The port expects to process 79,289 containers this week, according to its website.

The administration says the giant companies will set an example that will spur others to follow. But longer working hours at the neighboring ports, which operate as a single complex under dual management, will matter only if trains, trucks and warehouses all do the same. Already, truckers have been reluctant to show up at the Long Beach port during the 3 a.m.-to-7 a.m. slot known as the “hoot” shift—named for the hoot owl—because they have nowhere to take containers at that hour.

Major railroads “have long been 24/7 operations,” said Ian Jefferies, president of the American Railroad Association.

Supply headaches are posing a direct challenge to Biden’s hopes of a smooth economic recovery. Federal Reserve Chair Jerome H. Powell has said that logistics headaches are responsible for inflation lasting longer than he expected.

The mounting disruption, mirrored in multiple countries, is having an economic impact that extends beyond consumer and business irritation over delayed deliveries. Barclays economists this week lowered their growth forecast for the United States and Europe, citing enduring supply interruptions.

“These persistent supply disruptions are a stagflationary impulse to the global economy, as they now increasingly also affect activity, after having already caused stubbornly higher-than expected inflation,” Barclays wrote in a research note, referring to the 1970s phenomenon of soaring prices and anemic growth.

Fastenal, a Winona, Minn.-based industrial distributor, which has been struggling to move imported fasteners through clogged U.S. ports, told investors Tuesday that it is reducing its planned capital spending this year by $15 million to $25 million.

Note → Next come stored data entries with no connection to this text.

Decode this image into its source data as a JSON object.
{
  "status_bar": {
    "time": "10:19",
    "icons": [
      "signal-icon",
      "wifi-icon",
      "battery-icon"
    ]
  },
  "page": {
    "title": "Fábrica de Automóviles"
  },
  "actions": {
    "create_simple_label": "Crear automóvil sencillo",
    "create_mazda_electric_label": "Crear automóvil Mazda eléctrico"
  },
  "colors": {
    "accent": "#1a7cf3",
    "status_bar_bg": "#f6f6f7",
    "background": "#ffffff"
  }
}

“Supply chain difficulties are limiting our purchases of vehicles, brand supplies and other products,” Holden Lewis, the company’s chief financial officer, said on an earnings call.

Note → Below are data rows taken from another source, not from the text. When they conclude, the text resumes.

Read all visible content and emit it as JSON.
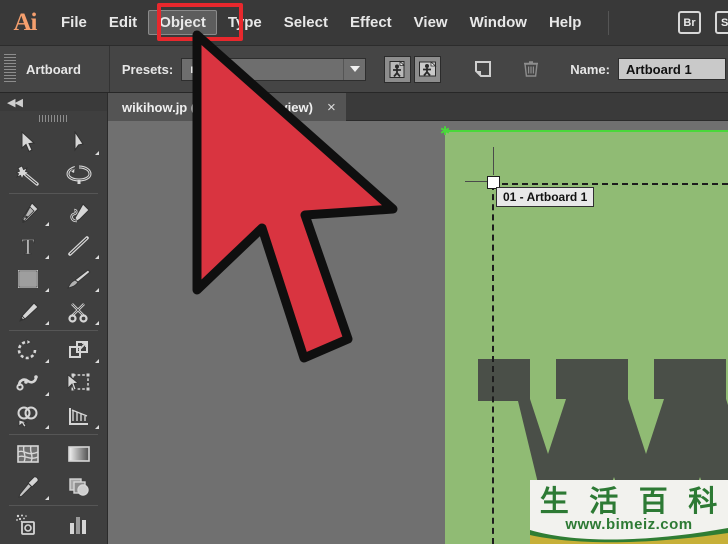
{
  "app": {
    "name": "Adobe Illustrator",
    "logo_text": "Ai"
  },
  "menubar": {
    "items": [
      {
        "label": "File",
        "active": false
      },
      {
        "label": "Edit",
        "active": false
      },
      {
        "label": "Object",
        "active": true
      },
      {
        "label": "Type",
        "active": false
      },
      {
        "label": "Select",
        "active": false
      },
      {
        "label": "Effect",
        "active": false
      },
      {
        "label": "View",
        "active": false
      },
      {
        "label": "Window",
        "active": false
      },
      {
        "label": "Help",
        "active": false
      }
    ],
    "right_buttons": [
      {
        "label": "Br",
        "name": "bridge-button"
      },
      {
        "label": "St",
        "name": "stock-button"
      }
    ],
    "highlight_color": "#e8282d",
    "highlighted_item": "Object"
  },
  "optionsbar": {
    "panel_label": "Artboard",
    "presets_label": "Presets:",
    "presets_value": "m",
    "name_label": "Name:",
    "name_value": "Artboard 1",
    "buttons": [
      {
        "name": "portrait-artboard-button",
        "state": "on"
      },
      {
        "name": "landscape-artboard-button",
        "state": "on"
      },
      {
        "name": "new-artboard-button",
        "state": "off"
      },
      {
        "name": "delete-artboard-button",
        "state": "disabled"
      }
    ]
  },
  "document": {
    "tab_label": "wikihow.jp           (RGB/GPU Preview)",
    "close_label": "×"
  },
  "tools": [
    {
      "name": "selection-tool",
      "icon": "selection-arrow-icon",
      "has_flyout": false
    },
    {
      "name": "direct-selection-tool",
      "icon": "direct-selection-arrow-icon",
      "has_flyout": true
    },
    {
      "name": "magic-wand-tool",
      "icon": "magic-wand-icon",
      "has_flyout": false
    },
    {
      "name": "lasso-tool",
      "icon": "lasso-icon",
      "has_flyout": false
    },
    {
      "name": "pen-tool",
      "icon": "pen-nib-icon",
      "has_flyout": true
    },
    {
      "name": "curvature-tool",
      "icon": "curvature-pen-icon",
      "has_flyout": false
    },
    {
      "name": "type-tool",
      "icon": "type-t-icon",
      "has_flyout": true
    },
    {
      "name": "line-segment-tool",
      "icon": "line-segment-icon",
      "has_flyout": true
    },
    {
      "name": "rectangle-tool",
      "icon": "rectangle-icon",
      "has_flyout": true
    },
    {
      "name": "paintbrush-tool",
      "icon": "paintbrush-icon",
      "has_flyout": true
    },
    {
      "name": "pencil-tool",
      "icon": "pencil-icon",
      "has_flyout": true
    },
    {
      "name": "scissors-tool",
      "icon": "scissors-icon",
      "has_flyout": true
    },
    {
      "name": "rotate-tool",
      "icon": "rotate-icon",
      "has_flyout": true
    },
    {
      "name": "scale-tool",
      "icon": "scale-icon",
      "has_flyout": true
    },
    {
      "name": "width-tool",
      "icon": "width-warp-icon",
      "has_flyout": true
    },
    {
      "name": "free-transform-tool",
      "icon": "free-transform-icon",
      "has_flyout": false
    },
    {
      "name": "shape-builder-tool",
      "icon": "shape-builder-icon",
      "has_flyout": true
    },
    {
      "name": "perspective-grid-tool",
      "icon": "perspective-grid-icon",
      "has_flyout": true
    },
    {
      "name": "mesh-tool",
      "icon": "mesh-icon",
      "has_flyout": false
    },
    {
      "name": "gradient-tool",
      "icon": "gradient-icon",
      "has_flyout": false
    },
    {
      "name": "eyedropper-tool",
      "icon": "eyedropper-icon",
      "has_flyout": true
    },
    {
      "name": "blend-tool",
      "icon": "blend-icon",
      "has_flyout": false
    },
    {
      "name": "symbol-sprayer-tool",
      "icon": "symbol-sprayer-icon",
      "has_flyout": false
    },
    {
      "name": "column-graph-tool",
      "icon": "bar-graph-icon",
      "has_flyout": false
    }
  ],
  "canvas": {
    "artboard_tag": "01 - Artboard 1",
    "artboard_color": "#90bb74",
    "background_color": "#707070",
    "guide_color": "#49d83a",
    "logo_letter": "W",
    "logo_color": "#4a4f48"
  },
  "watermark": {
    "cjk_chars": [
      "生",
      "活",
      "百",
      "科"
    ],
    "url": "www.bimeiz.com",
    "text_color": "#2d7a34"
  },
  "cursor": {
    "name": "mouse-pointer",
    "fill": "#d93440",
    "stroke": "#0f0f0f"
  }
}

Bed Bath & Beyond’s share price fell 22% last month after higher freight costs and “unprecedented supply chain challenges” dented profits. The company does not expect any improvement in the supply chain situation through the end of November, chief financial officer Gustavo Arnal told analysts.

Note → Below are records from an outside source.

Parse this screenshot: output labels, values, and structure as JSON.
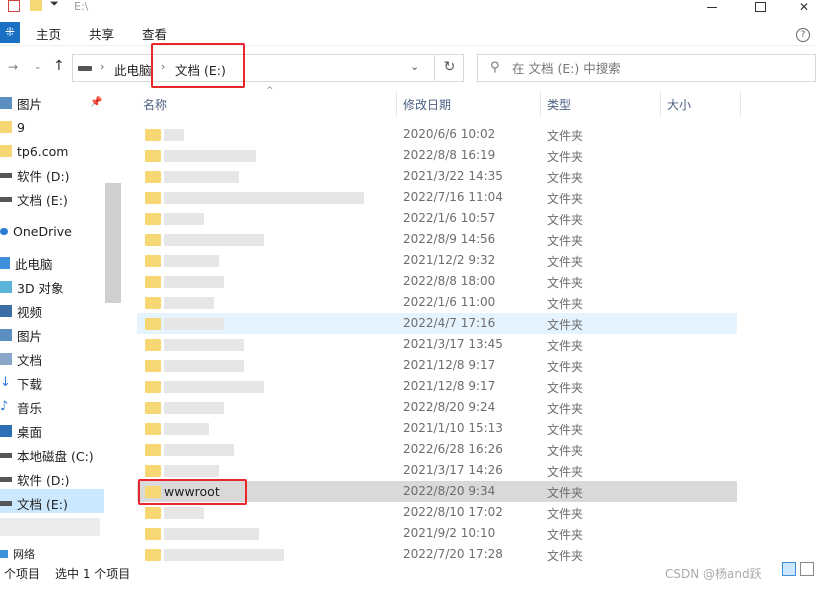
{
  "window": {
    "path": "E:\\"
  },
  "ribbon": {
    "file_tab": "⁜",
    "tabs": [
      "主页",
      "共享",
      "查看"
    ]
  },
  "address": {
    "crumbs": [
      "此电脑",
      "文档 (E:)"
    ]
  },
  "search": {
    "placeholder": "在 文档 (E:) 中搜索"
  },
  "nav": {
    "items": [
      {
        "label": "图片",
        "icon": "pictures-icon"
      },
      {
        "label": "9",
        "icon": "folder-icon"
      },
      {
        "label": "tp6.com",
        "icon": "folder-icon"
      },
      {
        "label": "软件 (D:)",
        "icon": "drive-icon"
      },
      {
        "label": "文档 (E:)",
        "icon": "drive-icon"
      },
      {
        "label": "OneDrive",
        "icon": "cloud-icon"
      },
      {
        "label": "此电脑",
        "icon": "computer-icon"
      },
      {
        "label": "3D 对象",
        "icon": "cube-icon"
      },
      {
        "label": "视频",
        "icon": "video-icon"
      },
      {
        "label": "图片",
        "icon": "pictures-icon"
      },
      {
        "label": "文档",
        "icon": "documents-icon"
      },
      {
        "label": "下载",
        "icon": "download-icon"
      },
      {
        "label": "音乐",
        "icon": "music-icon"
      },
      {
        "label": "桌面",
        "icon": "desktop-icon"
      },
      {
        "label": "本地磁盘 (C:)",
        "icon": "drive-icon"
      },
      {
        "label": "软件 (D:)",
        "icon": "drive-icon"
      },
      {
        "label": "文档 (E:)",
        "icon": "drive-icon"
      },
      {
        "label": "网络",
        "icon": "network-icon"
      }
    ]
  },
  "columns": {
    "name": "名称",
    "modified": "修改日期",
    "type": "类型",
    "size": "大小"
  },
  "files": [
    {
      "name": "",
      "date": "2020/6/6 10:02",
      "type": "文件夹"
    },
    {
      "name": "",
      "date": "2022/8/8 16:19",
      "type": "文件夹"
    },
    {
      "name": "",
      "date": "2021/3/22 14:35",
      "type": "文件夹"
    },
    {
      "name": "",
      "date": "2022/7/16 11:04",
      "type": "文件夹"
    },
    {
      "name": "",
      "date": "2022/1/6 10:57",
      "type": "文件夹"
    },
    {
      "name": "",
      "date": "2022/8/9 14:56",
      "type": "文件夹"
    },
    {
      "name": "",
      "date": "2021/12/2 9:32",
      "type": "文件夹"
    },
    {
      "name": "",
      "date": "2022/8/8 18:00",
      "type": "文件夹"
    },
    {
      "name": "",
      "date": "2022/1/6 11:00",
      "type": "文件夹"
    },
    {
      "name": "",
      "date": "2022/4/7 17:16",
      "type": "文件夹"
    },
    {
      "name": "",
      "date": "2021/3/17 13:45",
      "type": "文件夹"
    },
    {
      "name": "",
      "date": "2021/12/8 9:17",
      "type": "文件夹"
    },
    {
      "name": "",
      "date": "2021/12/8 9:17",
      "type": "文件夹"
    },
    {
      "name": "",
      "date": "2022/8/20 9:24",
      "type": "文件夹"
    },
    {
      "name": "",
      "date": "2021/1/10 15:13",
      "type": "文件夹"
    },
    {
      "name": "",
      "date": "2022/6/28 16:26",
      "type": "文件夹"
    },
    {
      "name": "",
      "date": "2021/3/17 14:26",
      "type": "文件夹"
    },
    {
      "name": "wwwroot",
      "date": "2022/8/20 9:34",
      "type": "文件夹"
    },
    {
      "name": "",
      "date": "2022/8/10 17:02",
      "type": "文件夹"
    },
    {
      "name": "",
      "date": "2021/9/2 10:10",
      "type": "文件夹"
    },
    {
      "name": "",
      "date": "2022/7/20 17:28",
      "type": "文件夹"
    }
  ],
  "status": {
    "count": "个项目",
    "selected": "选中 1 个项目"
  },
  "watermark": "CSDN @杨and跃",
  "colors": {
    "selected_row": "#d9d9d9",
    "hover_row": "#e5f3ff",
    "highlight_box": "#e8262b",
    "folder": "#f7d774",
    "file_tab": "#1a6fc4"
  }
}
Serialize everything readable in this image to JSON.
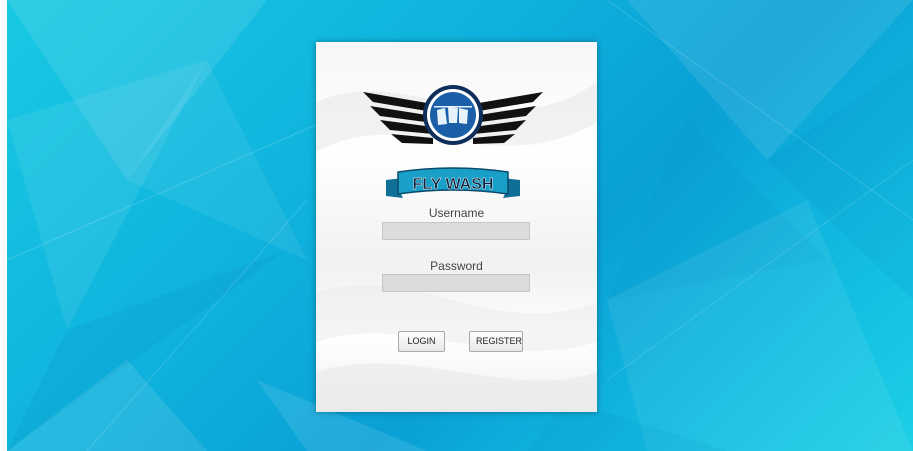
{
  "brand": {
    "logo_text": "FLY WASH",
    "colors": {
      "background_cyan": "#13bde0",
      "logo_blue": "#1a5fa8",
      "banner_teal": "#1aa0c8",
      "wing_black": "#111111"
    }
  },
  "login": {
    "username_label": "Username",
    "username_value": "",
    "password_label": "Password",
    "password_value": "",
    "login_label": "LOGIN",
    "register_label": "REGISTER"
  }
}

The White House is eager to demonstrate progress on a vexing host of supply chain snarls. Yet officials note that the cargo carriers, ports, terminal operators, trucking lines and warehouses involved are almost entirely private-sector entities, leaving the president with little power to command immediate improvement.

The federal government’s chief role is acting as an “honest broker” to bring together executives from each link in the globe-girdling supply chain, one official said.

In June, the president established a White House task force on supply chain issues, headed by Transportation Secretary Pete Buttigieg, Commerce Secretary Gina Raimondo and Agriculture Secretary Tom Vilsack.

This summer, Biden named John Porcari, a former Obama-era transportation official, as its “ports envoy.” (At Wednesday’s White House event, the president twice referred to Porcari as “Joe.”)

Porcari last month scored an early success by winning longer operating hours at the Ports of Los Angeles and Long Beach, the nation’s top import gateway. Yet the first night of longer hours at one Long Beach terminal did not draw a single truck, Grossgart said.

Since the experiment began three weeks ago, the number of ships at anchor in San Pedro Bay has dipped from 70 to 61. But that floating traffic jam—which was virtually unknown before the coronavirus pandemic—remains twice as big as it was in early August.

Ports are not a new concern for Biden. In 2014, while vice president, he described port improvements as “a passion of mine.” The administration’s bipartisan infrastructure package contains $17 billion to modernize the nation’s ports.

Administration officials acknowledge there is only so much they can do to solve the immediate supply crisis. Much of the nation’s freight-moving infrastructure relies on facilities that were built decades ago, long before the era of globalization and e-commerce.

“You can’t turn a light switch in this very complicated supply chain and have it change overnight,” one official said.